Angie Lauritsen of Save Our Schools emphasized that private school access doesn’t necessarily mean equal access. She said, for example, her special needs child, who was nonverbal, was turned away from a parochial preschool.
Jackson’s experience with a circulator was one of a handful of videos Keep Kids First posted on its new website www.soslies.com. The group said it is trying to crowdsource complaints about petition complaints and explain what the law does.
Funding fight over tax break, impact
Legislative Bill 753, signed into law May 30, provides dollar-for-dollar income tax credits of up to $100,000 for people and corporations funding scholarships.

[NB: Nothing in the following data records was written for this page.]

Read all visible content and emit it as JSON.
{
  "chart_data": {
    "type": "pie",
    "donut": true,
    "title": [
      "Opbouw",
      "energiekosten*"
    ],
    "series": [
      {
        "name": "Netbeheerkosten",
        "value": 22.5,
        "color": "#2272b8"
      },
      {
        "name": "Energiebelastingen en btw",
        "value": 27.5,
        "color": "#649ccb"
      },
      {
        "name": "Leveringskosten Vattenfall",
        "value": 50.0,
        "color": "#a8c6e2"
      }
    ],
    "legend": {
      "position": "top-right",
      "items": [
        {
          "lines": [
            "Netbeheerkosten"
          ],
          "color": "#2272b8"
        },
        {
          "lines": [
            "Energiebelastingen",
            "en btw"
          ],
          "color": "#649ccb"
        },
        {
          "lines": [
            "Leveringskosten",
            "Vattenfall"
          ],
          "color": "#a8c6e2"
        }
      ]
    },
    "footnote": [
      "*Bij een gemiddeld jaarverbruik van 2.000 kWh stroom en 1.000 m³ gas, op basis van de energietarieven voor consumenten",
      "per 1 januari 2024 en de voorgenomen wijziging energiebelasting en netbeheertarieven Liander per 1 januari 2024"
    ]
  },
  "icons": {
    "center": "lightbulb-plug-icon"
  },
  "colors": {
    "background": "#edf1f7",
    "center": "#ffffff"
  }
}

The law caps total revenue that can be claimed at $25 million a year for three years. The total could rise by the tenth year to $100 million a year. Critics say this money might have otherwise gone to public schools. Defenders say the same could be argued about any tax credit.
Both sides sharply criticized the other about misstating the way the tax credit program could impact schools. Supporters of the tax credit said public school backers make it sound like the credit will take money directly away from public schools.
They and the Platte Institute point out the Legislature also passed an education funding package that pledged to build a $1 billion Education Future Fund to cover more special education costs and provide a baseline level of state aid for every public K-12 district.
But Support Our Schools Nebraska and the OpenSky Policy Institute argue that the new funding, while welcome, might not be sustainable and would not insulate school districts from a program that could balloon over 10 years to 10% of what the state spent last year on TEEOSA state aid to K-12 schools.
Signatures due Aug. 30
Circulators have until Aug. 30 to submit roughly 61,000 valid signatures of registered voters. Petition drive organizers often gather tens of thousands more than they need for a safety net.
Garcia, with Nebraska Federation for Children, which supports the tax credits, said she understands that voters might be overwhelmed by the amount of information they are being bombarded with about the actions of circulators and blockers because “there’s a lot of passion and emotion on both sides of the issue.”
“Although we want everybody to be peaceful, obviously things are going to happen. Incidents on both sides might occur,” Garcia said. “We’re humans, after all.”